Gay rights activists carry a rainbow banner during a gay pride parade in Moscow, May 29 2010. Gay activists evaded riot police with a five-hour car journey across the Russian capital to hold the first ever gay pride parade in Moscow not to be broken up by the security services.
Gay pride events planned this spring for capital cities in Central and Eastern Europe again have met with obstacles, a violation of freedom of assembly, according to Thomas Hammarberg, Human Rights Commissioner of the Council of Europe.
In a statement on June 2 2010, Hammarberg said that meetings and marches to promote equality for lesbian, gay, bisexual and transgender (LGBT) people had been banned or subject to threats and violence in Moscow, Bratislava, Vilnius and Chisinau.
In Moscow gay pride events scheduled for May 29 2010 were banned as the authorities claimed they were unable to guarantee the security of the participants, and they wanted to avoid traffic jams, Hammarberg said.
The organisers appealed against the decision, but the court upheld the ban. However, some gay rights activists managed to hold a brief protest in central Moscow.
Gay pride events in Moscow have now been banned for the last five years. This has prompted the organisers to file a complaint at the European Court of Human Rights in Strasbourg.
On May 22 2010 in Slovakia the Bratislava Rainbow Pride was marked with violence and attacks by neo-Nazi protesters, who threw eggs and stones and used tear-gas.
The route had to be changed and the parade could not go through the centre of Bratislava. The police were criticised for not having allocated more officers to this event, Hammarberg said.

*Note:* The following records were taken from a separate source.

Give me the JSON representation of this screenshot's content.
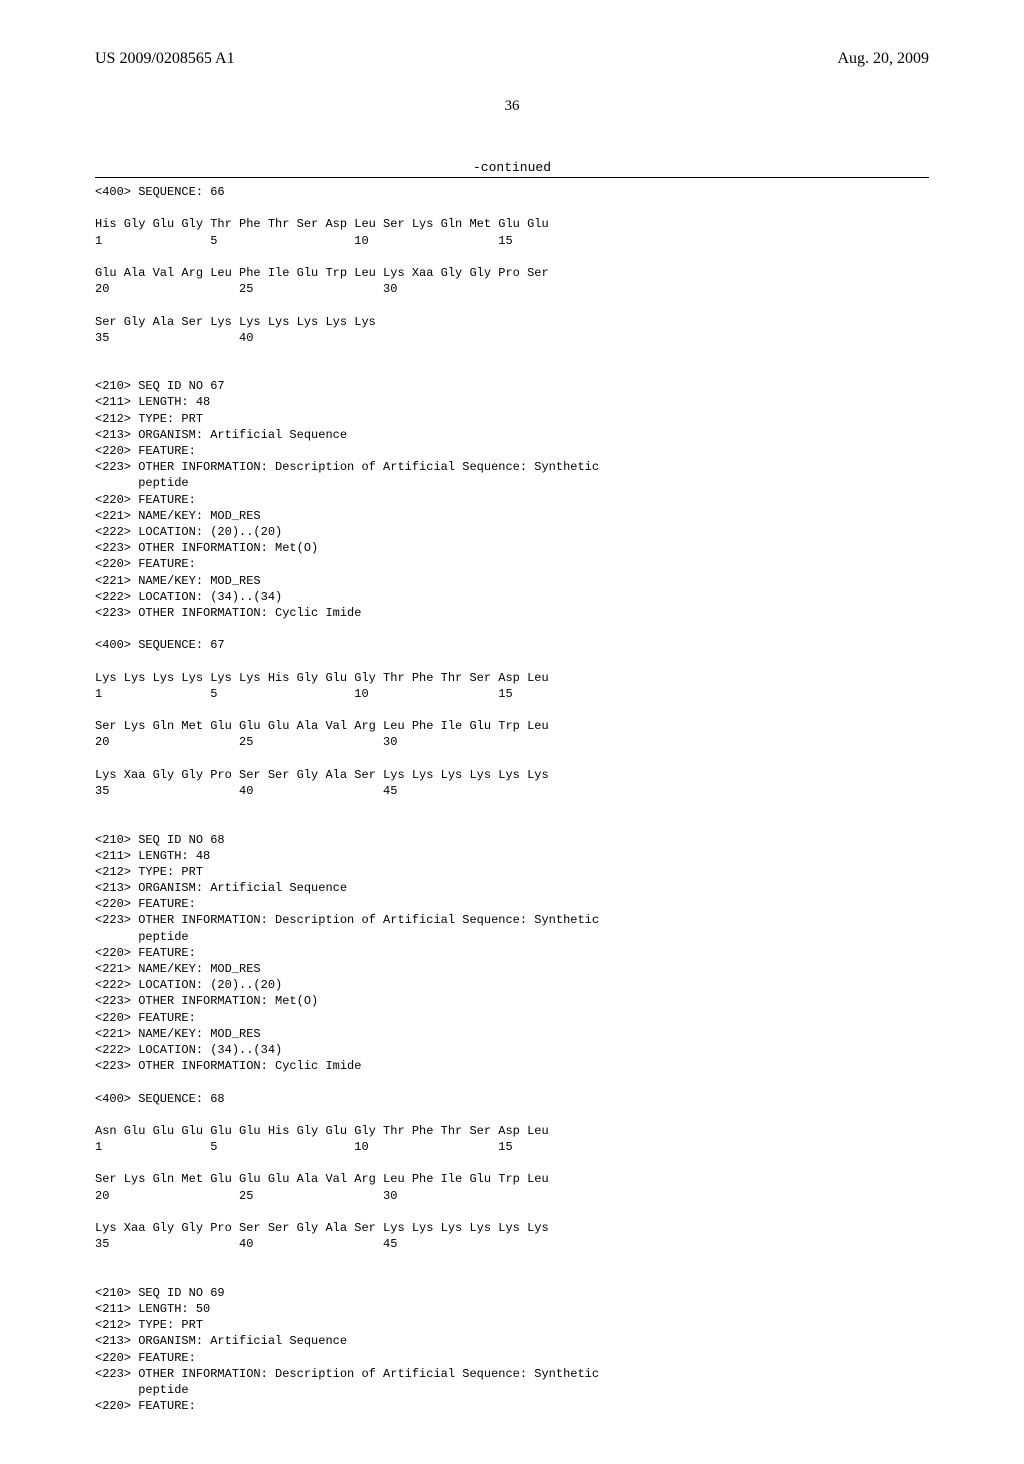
{
  "header": {
    "left": "US 2009/0208565 A1",
    "right": "Aug. 20, 2009"
  },
  "page_number": "36",
  "continued_label": "-continued",
  "body_text": "<400> SEQUENCE: 66\n\nHis Gly Glu Gly Thr Phe Thr Ser Asp Leu Ser Lys Gln Met Glu Glu\n1               5                   10                  15\n\nGlu Ala Val Arg Leu Phe Ile Glu Trp Leu Lys Xaa Gly Gly Pro Ser\n20                  25                  30\n\nSer Gly Ala Ser Lys Lys Lys Lys Lys Lys\n35                  40\n\n\n<210> SEQ ID NO 67\n<211> LENGTH: 48\n<212> TYPE: PRT\n<213> ORGANISM: Artificial Sequence\n<220> FEATURE:\n<223> OTHER INFORMATION: Description of Artificial Sequence: Synthetic\n      peptide\n<220> FEATURE:\n<221> NAME/KEY: MOD_RES\n<222> LOCATION: (20)..(20)\n<223> OTHER INFORMATION: Met(O)\n<220> FEATURE:\n<221> NAME/KEY: MOD_RES\n<222> LOCATION: (34)..(34)\n<223> OTHER INFORMATION: Cyclic Imide\n\n<400> SEQUENCE: 67\n\nLys Lys Lys Lys Lys Lys His Gly Glu Gly Thr Phe Thr Ser Asp Leu\n1               5                   10                  15\n\nSer Lys Gln Met Glu Glu Glu Ala Val Arg Leu Phe Ile Glu Trp Leu\n20                  25                  30\n\nLys Xaa Gly Gly Pro Ser Ser Gly Ala Ser Lys Lys Lys Lys Lys Lys\n35                  40                  45\n\n\n<210> SEQ ID NO 68\n<211> LENGTH: 48\n<212> TYPE: PRT\n<213> ORGANISM: Artificial Sequence\n<220> FEATURE:\n<223> OTHER INFORMATION: Description of Artificial Sequence: Synthetic\n      peptide\n<220> FEATURE:\n<221> NAME/KEY: MOD_RES\n<222> LOCATION: (20)..(20)\n<223> OTHER INFORMATION: Met(O)\n<220> FEATURE:\n<221> NAME/KEY: MOD_RES\n<222> LOCATION: (34)..(34)\n<223> OTHER INFORMATION: Cyclic Imide\n\n<400> SEQUENCE: 68\n\nAsn Glu Glu Glu Glu Glu His Gly Glu Gly Thr Phe Thr Ser Asp Leu\n1               5                   10                  15\n\nSer Lys Gln Met Glu Glu Glu Ala Val Arg Leu Phe Ile Glu Trp Leu\n20                  25                  30\n\nLys Xaa Gly Gly Pro Ser Ser Gly Ala Ser Lys Lys Lys Lys Lys Lys\n35                  40                  45\n\n\n<210> SEQ ID NO 69\n<211> LENGTH: 50\n<212> TYPE: PRT\n<213> ORGANISM: Artificial Sequence\n<220> FEATURE:\n<223> OTHER INFORMATION: Description of Artificial Sequence: Synthetic\n      peptide\n<220> FEATURE:"
}
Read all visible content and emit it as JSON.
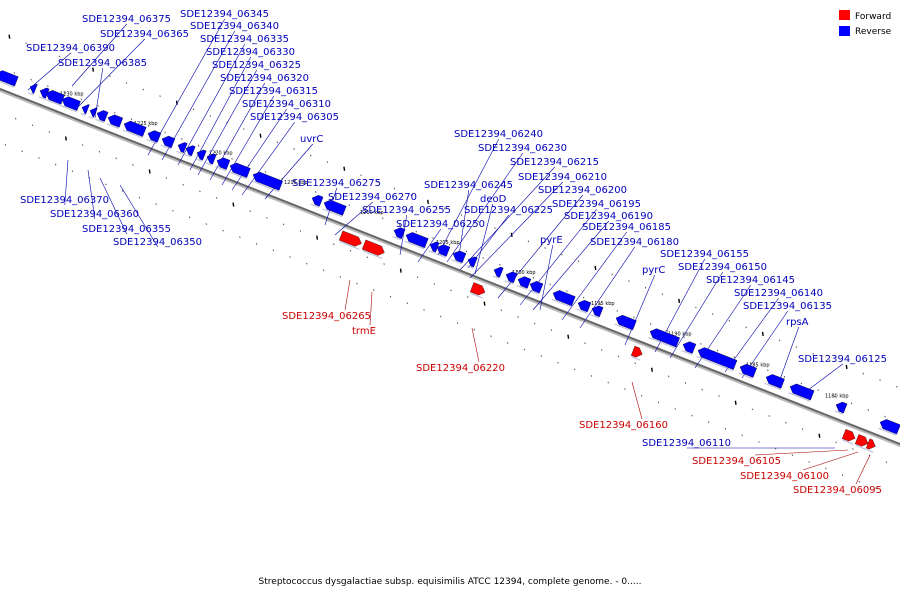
{
  "legend": {
    "items": [
      {
        "label": "Forward",
        "color": "#ff0000"
      },
      {
        "label": "Reverse",
        "color": "#0000ff"
      }
    ]
  },
  "caption": "Streptococcus dysgalactiae subsp. equisimilis ATCC 12394, complete genome. - 0.....",
  "colors": {
    "forward": "#ff0000",
    "reverse": "#0000ff",
    "forward_label": "#cc0000",
    "reverse_label": "#0000bb",
    "backbone": "#666666"
  },
  "scale_labels": [
    "1230 kbp",
    "1225 kbp",
    "1220 kbp",
    "1215 kbp",
    "1210 kbp",
    "1205 kbp",
    "1200 kbp",
    "1195 kbp",
    "1190 kbp",
    "1185 kbp",
    "1180 kbp"
  ],
  "genes": {
    "reverse": [
      "SDE12394_06375",
      "SDE12394_06365",
      "SDE12394_06390",
      "SDE12394_06385",
      "SDE12394_06345",
      "SDE12394_06340",
      "SDE12394_06335",
      "SDE12394_06330",
      "SDE12394_06325",
      "SDE12394_06320",
      "SDE12394_06315",
      "SDE12394_06310",
      "SDE12394_06305",
      "uvrC",
      "SDE12394_06275",
      "SDE12394_06270",
      "SDE12394_06255",
      "SDE12394_06250",
      "SDE12394_06370",
      "SDE12394_06360",
      "SDE12394_06355",
      "SDE12394_06350",
      "SDE12394_06240",
      "SDE12394_06230",
      "SDE12394_06215",
      "SDE12394_06210",
      "SDE12394_06245",
      "SDE12394_06200",
      "deoD",
      "SDE12394_06195",
      "SDE12394_06225",
      "SDE12394_06190",
      "pyrE",
      "SDE12394_06185",
      "SDE12394_06180",
      "pyrC",
      "SDE12394_06155",
      "SDE12394_06150",
      "SDE12394_06145",
      "SDE12394_06140",
      "SDE12394_06135",
      "rpsA",
      "SDE12394_06125",
      "SDE12394_06110"
    ],
    "forward": [
      "SDE12394_06265",
      "trmE",
      "SDE12394_06220",
      "SDE12394_06160",
      "SDE12394_06105",
      "SDE12394_06100",
      "SDE12394_06095"
    ]
  }
}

On May 8 theBaltic Pride took place in Lithuania. However, a decision by the Supreme Administrative Court was needed to uphold the permission to go ahead.
The march took place under heavy police protection and with a significant number of hostile protesters surrounding it. The hostility towards the event meant that the police outnumbered the participants, according to Hammarberg.
In Moldova the LGBTFestival "Rainbow over the Dniester" which was planned for May 2 was cancelled due to the dismissal by the Chisinau Court of Appeal of a request to hold the festival in the main square in the Moldovan capital. The court ruled that the demonstration should take place in a park, but this was rejected by the organisers.
More than 20 gay pride events were organised in European cities during the month of May, Hammarberg said. In most cases there were no major problems reported.
"However, almost without exception, there were some incidents of disturbance or violence targeting these events – a fact which underlines the need for competent police protection," he said.
Hammarberg said that the European Court of Human Rights has made clear that the state has a duty to protect the participants in peaceful demonstrations, specifying that "this obligation is of particular importance for persons holding unpopular views or belonging to minorities, because they are more vulnerable to victimisation".
The Court has also stressed that peaceful demonstrations cannot be banned simply because of hostile attitudes to the demonstrators or to the causes they advocate. This was confirmed in Baczkowski and others v. Poland which dealt with the banning of an LGBT pride parade in Warsaw in 2005, he said.
"The rights to freedom of expression and peaceful assembly are fundamental rights in a democratic society and belong to all people, not just the majority," Hammarberg said.